Are the labels informative enough? – Semi–Supervised Probabilistic Distance Clustering and the Uncertainty of Classification
Doç. Dr. Cem İyigün
Industrial Engineering, METU
Dec 15, Friday 13:40
In this study we first discuss unsupervised and semi-supervised clustering and then focus on the latter one. Semi–supervised clustering is an attempt to reconcile clustering (unsupervised learning) and classification (supervised learning, using prior information on the data.) These two modes of data analysis are combined in a parameterized model.
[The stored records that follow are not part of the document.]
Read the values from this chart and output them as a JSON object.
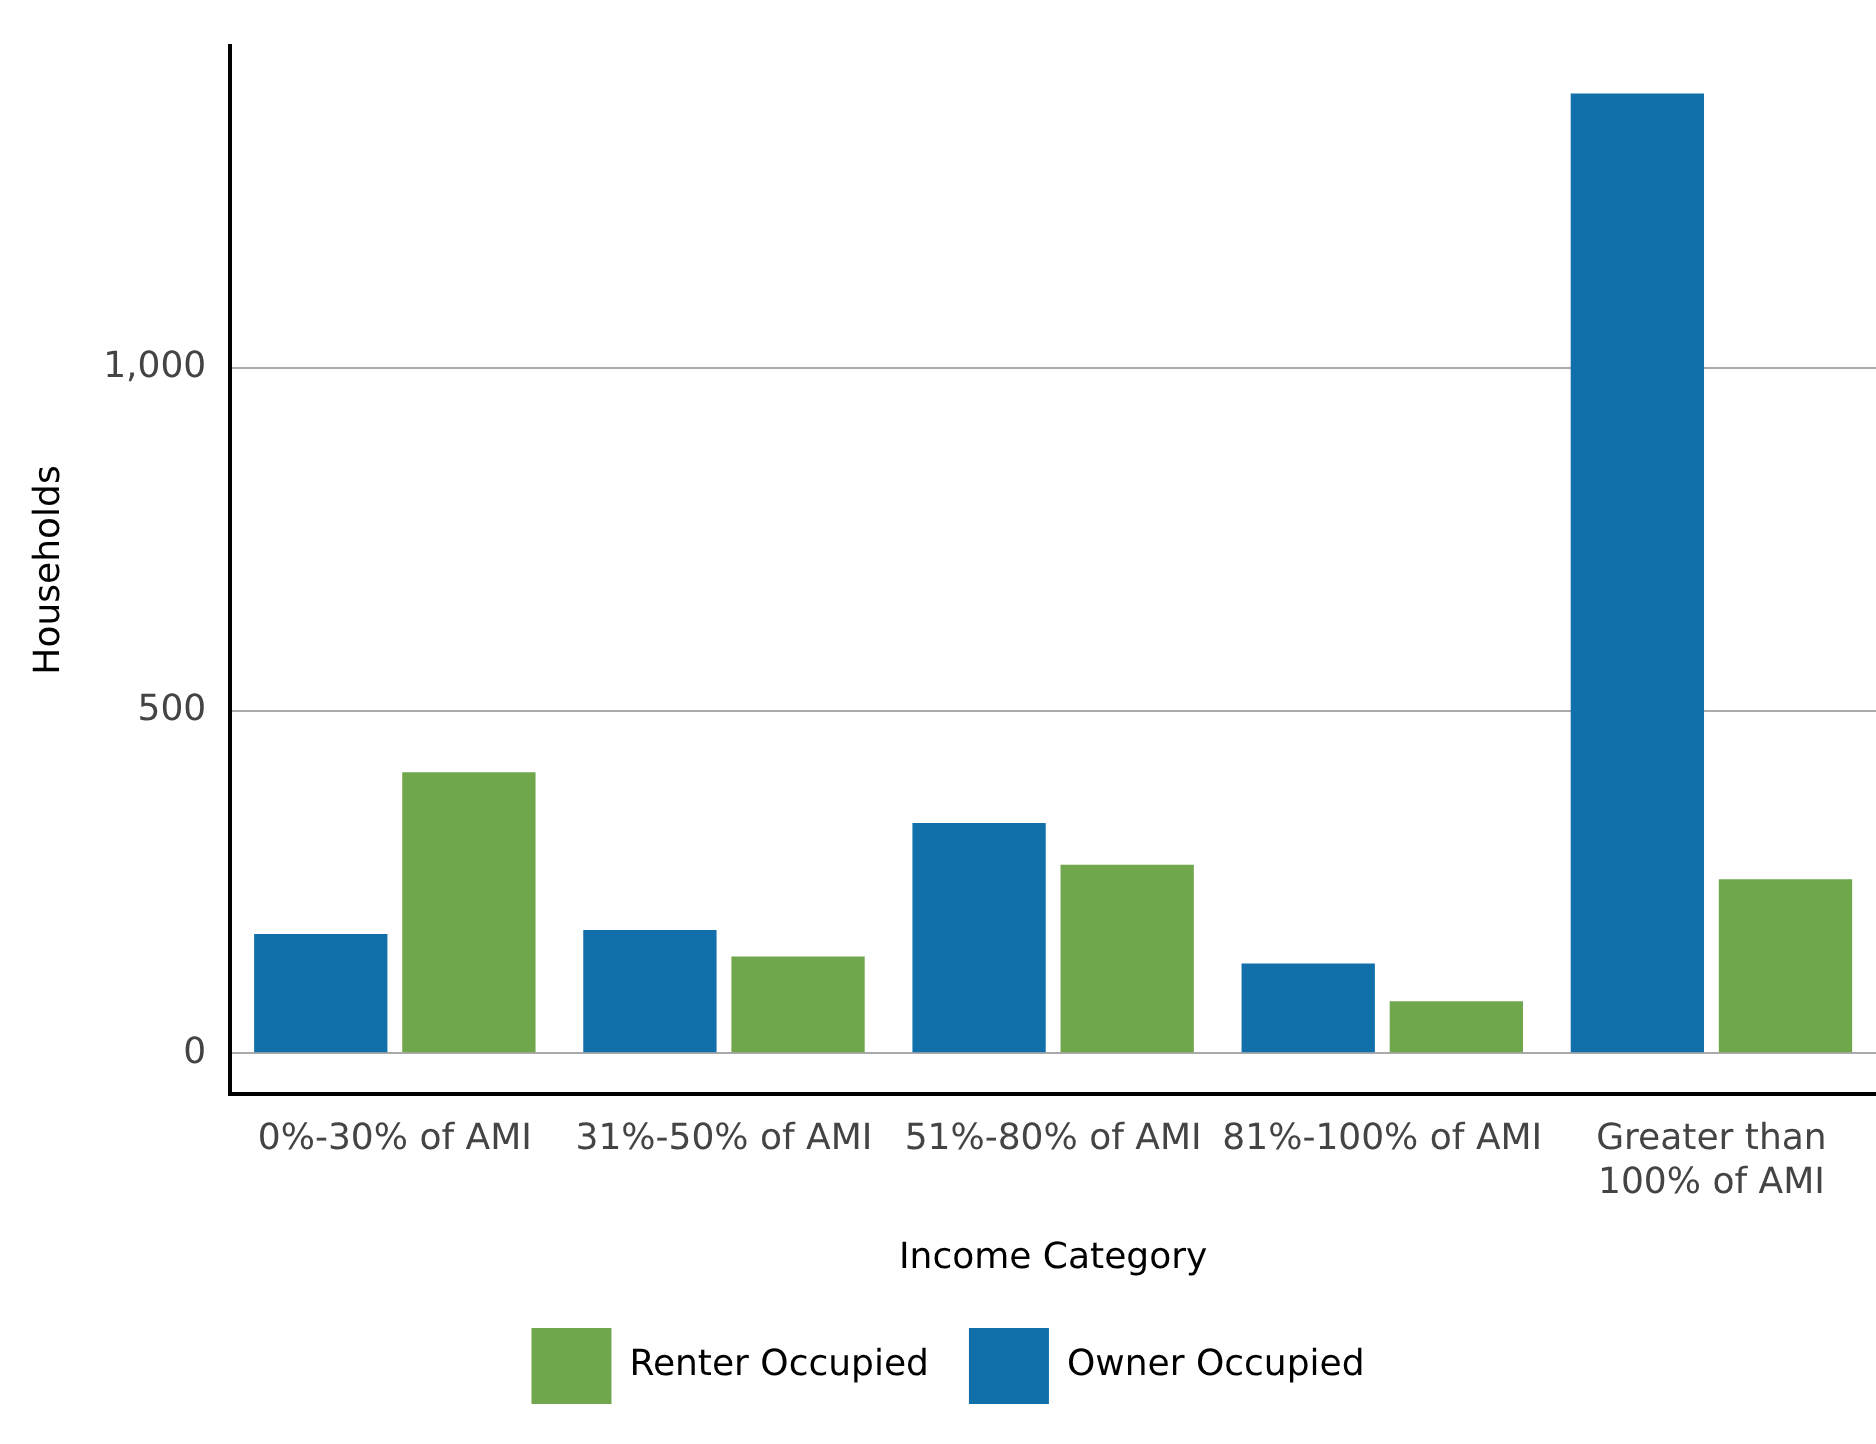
{
  "chart_data": {
    "type": "bar",
    "xlabel": "Income Category",
    "ylabel": "Households",
    "categories": [
      "0%-30% of AMI",
      "31%-50% of AMI",
      "51%-80% of AMI",
      "81%-100% of AMI",
      "Greater than 100% of AMI"
    ],
    "series": [
      {
        "name": "Owner Occupied",
        "color": "#1170aa",
        "values": [
          174,
          180,
          336,
          131,
          1400
        ]
      },
      {
        "name": "Renter Occupied",
        "color": "#70a64c",
        "values": [
          410,
          141,
          275,
          76,
          254
        ]
      }
    ],
    "ylim": [
      -60,
      1470
    ],
    "yticks": [
      {
        "value": 0,
        "label": "0"
      },
      {
        "value": 500,
        "label": "500"
      },
      {
        "value": 1000,
        "label": "1,000"
      }
    ],
    "grid": "y",
    "legend": "bottom"
  }
}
The results (cluster centers, classification rule) depend on the parameter θ, an insensitivity to θ indicates that the prior information is in agreement with the intrinsic cluster structure, and is otherwise redundant. This explains why some data sets in the literature give good results for all reasonable classification methods. The uncertainty of classification is represented here by the geometric mean of the membership probabilities, shown to be an entropic distance related to the Kullback–Leibler divergence.
Brief bio of the speaker
Cem Iyigun is an Asssociate Professor in the Industrial Engineering Department at Middle East Technical University (METU). Prior to joining METU in 2009, he worked as a visiting assistant professor in Management Science and Information Systems department at Rutgers Business School. He received his Ph.D. in 2007 from Rutgers Center for Operations Research (RUTCOR) at Rutgers University. His research interests lies primarily in data mining problems. He works on clustering, classification algorithms, time series clustering and statistical models for classification problems with the applications on bioinformatics, climatology and electricity load forecasting. His research also includes continuous facility location problems and hub location problems.